(2024-01-14) Tufekci A Strongman President These Voters Crave It

Zeynep Tufekci: A Strongman President? These Voters Crave It. For her and many others, she said, his most important quality was strength: He had the fortitude to keep the country safe, avoid new wars and ensure the economy hummed along... Sharp readily conceded that not everything Donald Trump said was great, but she saw that as part of the right personality to be president. “You gotta be a little crazy, maybe, to make sure other countries respect and fear us,” she said

Many people may be driven by fear of him because he’ll do what he says he’s going to do, and he’s not afraid to talk about it.

I first began attending Trump rallies eight years ago,

Rather than the bumbling celebrity I expected, I encountered a politician laying the groundwork for a powerful political realignment around subjects too readily brushed aside by the bipartisan establishment (elite) in Washington, such as the loss of manufacturing in the United States; those left behind by globalization and trade, especially trade with China; the legacy of the Iraq war and U.S. involvement in foreign wars in general; and, of course, immigration.

The authoritarian label has been attached to Trump by critics for years, especially after he sought to overturn the 2020 election results

I have studied and written about authoritarianism for years, and I think it’s important to pay attention to the views and motivations of voters who support authoritarian politicians

Around the world, these politicians are not just getting elected democratically; they are often retaining enough popular support after a term — or two or three — to get re-elected

Authoritarian leaders project qualities that many voters — not just Trump voters — admire: strength, a sense of control, even an ends-justify-the-means leadership style.
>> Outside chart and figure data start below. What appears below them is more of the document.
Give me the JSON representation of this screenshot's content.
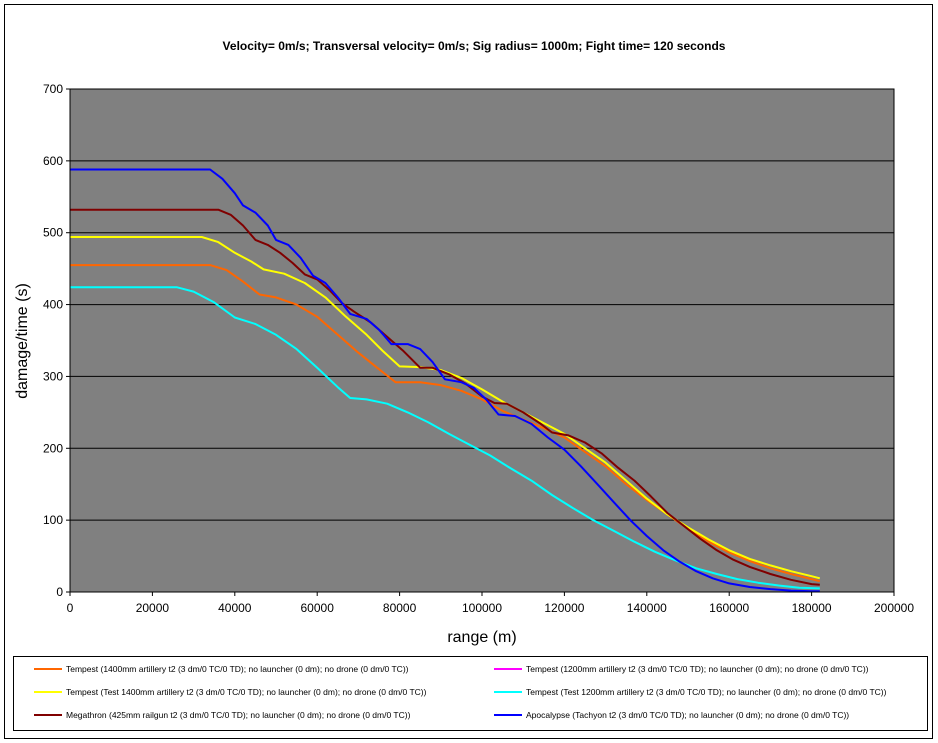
{
  "chart_data": {
    "type": "line",
    "title": "Velocity= 0m/s; Transversal velocity= 0m/s; Sig radius= 1000m; Fight time= 120 seconds",
    "xlabel": "range (m)",
    "ylabel": "damage/time (s)",
    "xlim": [
      0,
      200000
    ],
    "ylim": [
      0,
      700
    ],
    "x_ticks": [
      "0",
      "20000",
      "40000",
      "60000",
      "80000",
      "100000",
      "120000",
      "140000",
      "160000",
      "180000",
      "200000"
    ],
    "y_ticks": [
      "0",
      "100",
      "200",
      "300",
      "400",
      "500",
      "600",
      "700"
    ],
    "grid": "horizontal",
    "legend_position": "bottom",
    "plot_background": "#808080",
    "series": [
      {
        "name": "Tempest (1400mm artillery t2 (3 dm/0 TC/0 TD); no launcher (0 dm); no drone (0 dm/0 TC))",
        "color": "#ff6600",
        "points": [
          [
            0,
            455
          ],
          [
            34000,
            455
          ],
          [
            38000,
            448
          ],
          [
            42000,
            432
          ],
          [
            46000,
            414
          ],
          [
            50000,
            410
          ],
          [
            55000,
            400
          ],
          [
            60000,
            383
          ],
          [
            65000,
            358
          ],
          [
            70000,
            333
          ],
          [
            75000,
            310
          ],
          [
            79000,
            292
          ],
          [
            85000,
            292
          ],
          [
            90000,
            288
          ],
          [
            95000,
            280
          ],
          [
            100000,
            268
          ],
          [
            105000,
            252
          ],
          [
            110000,
            240
          ],
          [
            115000,
            228
          ],
          [
            120000,
            215
          ],
          [
            125000,
            195
          ],
          [
            130000,
            175
          ],
          [
            135000,
            150
          ],
          [
            140000,
            128
          ],
          [
            145000,
            108
          ],
          [
            150000,
            88
          ],
          [
            155000,
            70
          ],
          [
            160000,
            55
          ],
          [
            165000,
            43
          ],
          [
            170000,
            33
          ],
          [
            175000,
            25
          ],
          [
            180000,
            18
          ],
          [
            182000,
            15
          ]
        ]
      },
      {
        "name": "Tempest (1200mm artillery t2 (3 dm/0 TC/0 TD); no launcher (0 dm); no drone (0 dm/0 TC))",
        "color": "#ff00ff",
        "points": []
      },
      {
        "name": "Tempest (Test 1400mm artillery t2 (3 dm/0 TC/0 TD); no launcher (0 dm); no drone (0 dm/0 TC))",
        "color": "#ffff00",
        "points": [
          [
            0,
            494
          ],
          [
            32000,
            494
          ],
          [
            36000,
            487
          ],
          [
            40000,
            472
          ],
          [
            44000,
            460
          ],
          [
            47000,
            449
          ],
          [
            52000,
            443
          ],
          [
            57000,
            430
          ],
          [
            62000,
            410
          ],
          [
            67000,
            383
          ],
          [
            72000,
            358
          ],
          [
            76000,
            335
          ],
          [
            80000,
            314
          ],
          [
            85000,
            313
          ],
          [
            90000,
            309
          ],
          [
            95000,
            298
          ],
          [
            100000,
            282
          ],
          [
            105000,
            265
          ],
          [
            110000,
            250
          ],
          [
            115000,
            235
          ],
          [
            120000,
            220
          ],
          [
            125000,
            200
          ],
          [
            130000,
            180
          ],
          [
            135000,
            155
          ],
          [
            140000,
            130
          ],
          [
            145000,
            108
          ],
          [
            150000,
            90
          ],
          [
            155000,
            73
          ],
          [
            160000,
            58
          ],
          [
            165000,
            46
          ],
          [
            170000,
            37
          ],
          [
            175000,
            29
          ],
          [
            180000,
            22
          ],
          [
            182000,
            19
          ]
        ]
      },
      {
        "name": "Tempest (Test 1200mm artillery t2 (3 dm/0 TC/0 TD); no launcher (0 dm); no drone (0 dm/0 TC))",
        "color": "#00ffff",
        "points": [
          [
            0,
            424
          ],
          [
            26000,
            424
          ],
          [
            30000,
            418
          ],
          [
            35000,
            403
          ],
          [
            40000,
            382
          ],
          [
            45000,
            373
          ],
          [
            50000,
            358
          ],
          [
            55000,
            338
          ],
          [
            60000,
            312
          ],
          [
            65000,
            285
          ],
          [
            68000,
            270
          ],
          [
            72000,
            268
          ],
          [
            77000,
            262
          ],
          [
            82000,
            250
          ],
          [
            87000,
            236
          ],
          [
            92000,
            220
          ],
          [
            97000,
            205
          ],
          [
            102000,
            190
          ],
          [
            107000,
            172
          ],
          [
            112000,
            155
          ],
          [
            117000,
            135
          ],
          [
            122000,
            117
          ],
          [
            127000,
            100
          ],
          [
            132000,
            85
          ],
          [
            137000,
            70
          ],
          [
            142000,
            56
          ],
          [
            147000,
            44
          ],
          [
            152000,
            33
          ],
          [
            157000,
            25
          ],
          [
            162000,
            18
          ],
          [
            167000,
            13
          ],
          [
            172000,
            9
          ],
          [
            177000,
            6
          ],
          [
            182000,
            5
          ]
        ]
      },
      {
        "name": "Megathron (425mm railgun t2 (3 dm/0 TC/0 TD); no launcher (0 dm); no drone (0 dm/0 TC))",
        "color": "#800000",
        "points": [
          [
            0,
            532
          ],
          [
            36000,
            532
          ],
          [
            39000,
            525
          ],
          [
            42000,
            510
          ],
          [
            45000,
            490
          ],
          [
            48000,
            483
          ],
          [
            51000,
            472
          ],
          [
            54000,
            458
          ],
          [
            57000,
            442
          ],
          [
            60000,
            435
          ],
          [
            63000,
            420
          ],
          [
            66000,
            402
          ],
          [
            69000,
            390
          ],
          [
            73000,
            375
          ],
          [
            77000,
            355
          ],
          [
            81000,
            335
          ],
          [
            85000,
            312
          ],
          [
            88000,
            312
          ],
          [
            92000,
            303
          ],
          [
            96000,
            290
          ],
          [
            100000,
            272
          ],
          [
            103000,
            263
          ],
          [
            106000,
            262
          ],
          [
            110000,
            250
          ],
          [
            114000,
            235
          ],
          [
            117000,
            222
          ],
          [
            121000,
            218
          ],
          [
            125000,
            208
          ],
          [
            129000,
            193
          ],
          [
            133000,
            173
          ],
          [
            137000,
            155
          ],
          [
            141000,
            133
          ],
          [
            145000,
            110
          ],
          [
            149000,
            92
          ],
          [
            153000,
            74
          ],
          [
            157000,
            58
          ],
          [
            161000,
            45
          ],
          [
            165000,
            35
          ],
          [
            170000,
            25
          ],
          [
            175000,
            17
          ],
          [
            180000,
            11
          ],
          [
            182000,
            10
          ]
        ]
      },
      {
        "name": "Apocalypse (Tachyon t2 (3 dm/0 TC/0 TD); no launcher (0 dm); no drone (0 dm/0 TC))",
        "color": "#0000ff",
        "points": [
          [
            0,
            588
          ],
          [
            34000,
            588
          ],
          [
            37000,
            575
          ],
          [
            40000,
            555
          ],
          [
            42000,
            538
          ],
          [
            45000,
            528
          ],
          [
            48000,
            510
          ],
          [
            50000,
            490
          ],
          [
            53000,
            483
          ],
          [
            56000,
            465
          ],
          [
            59000,
            440
          ],
          [
            62000,
            430
          ],
          [
            65000,
            410
          ],
          [
            68000,
            387
          ],
          [
            72000,
            380
          ],
          [
            75000,
            365
          ],
          [
            78000,
            345
          ],
          [
            82000,
            345
          ],
          [
            85000,
            338
          ],
          [
            88000,
            320
          ],
          [
            91000,
            296
          ],
          [
            95000,
            292
          ],
          [
            98000,
            284
          ],
          [
            101000,
            268
          ],
          [
            104000,
            247
          ],
          [
            108000,
            245
          ],
          [
            112000,
            234
          ],
          [
            116000,
            215
          ],
          [
            120000,
            198
          ],
          [
            124000,
            175
          ],
          [
            128000,
            150
          ],
          [
            132000,
            125
          ],
          [
            136000,
            100
          ],
          [
            140000,
            78
          ],
          [
            144000,
            58
          ],
          [
            148000,
            42
          ],
          [
            152000,
            29
          ],
          [
            156000,
            19
          ],
          [
            160000,
            12
          ],
          [
            165000,
            7
          ],
          [
            170000,
            4
          ],
          [
            175000,
            2
          ],
          [
            180000,
            1
          ],
          [
            182000,
            1
          ]
        ]
      }
    ]
  }
}
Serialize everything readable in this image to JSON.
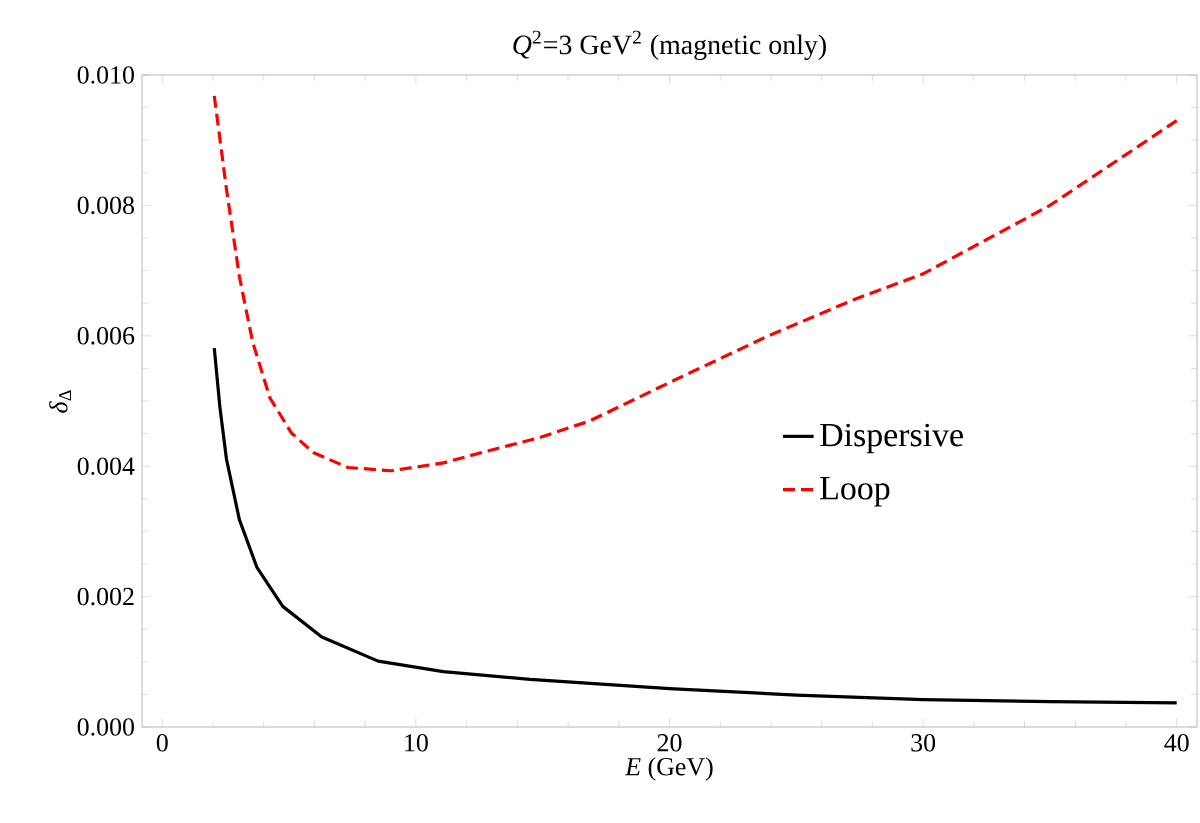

What I heard from voters drawn to Trump was that he had a special strength in making the economy work better for them than Biden has, and that he was a tough, “don’t mess with me” absolutist, which they see as helping to prevent new wars.

Debbie Finch leaped to her feet when Trump walked into the arena, and like many around us, she started filming. Finch defies stereotypes of Trump supporters: She’s Black and is concerned with racism, which she says greatly affects her life and that of her children. She doesn’t deny there are racists among Trump’s supporters, but as far as she’s concerned, that goes for Democrats, too. She told me she supports Trump because the economy was better under him

Projecting strength and being seen as authentic are common themes among other leaders whom political scientists would call “competitive authoritarians.” In their regimes, many of the basic tenets of liberal democracy are violated, but elections, largely free of widespread fraud, are regularly held. Many political scientists place Narendra Modi of India (his party recently won major victories in state elections, and a third term is possible), Recep Tayyip Erdogan of Turkey (on his third term as president, after three stints as prime minister) and Viktor Orban of Hungary (in his fourth consecutive term) in this category.

In Iowa, Trump praised Orban himself before telling a cheering crowd: “For four straight years, I kept America safe. I kept Israel safe. I kept Ukraine safe, and I kept the entire world safe.”

Charisma is an underrated aspect of political success — and it’s not necessarily a function of political viewpoint. Bill Clinton and Barack Obama oozed it, for example, and so does Trump.

Charisma is so central to politics that Max Weber, a founder of sociology, included charismatic authority (along with legal authority, as in republics and democracies; and traditional authority, as in feudalism or monarchy) as one of three types of power people see as legitimate.

Some Trump supporters told me that whatever happened was carried out by a fringe faction that did not represent Trump’s base.

I pressed many Trump supporters about the events around Jan. 6, 2021, at the Capitol. I didn’t encounter a single outright supporter of what happened, but many people explained the events away

Cheryl Sharp, too, told me that she doesn’t worry about all the talk of Trump being a dictator. For her, biased mainstream media is misrepresenting him. “He was making the point that he’d use executive orders on Day 1, like the others do — executive orders bypass Congress, but that’s how it’s done these days,” she said. “He was being sarcastic, not saying he’d be a real dictator.”

It’s easy to see why Trump’s political message can override concerns about the process of democracy for many. What’s a bit of due process overstepped here, a trampled emoluments clause there, when all politicians are believed to be corrupt and fractured information sources pump very different messages about reality?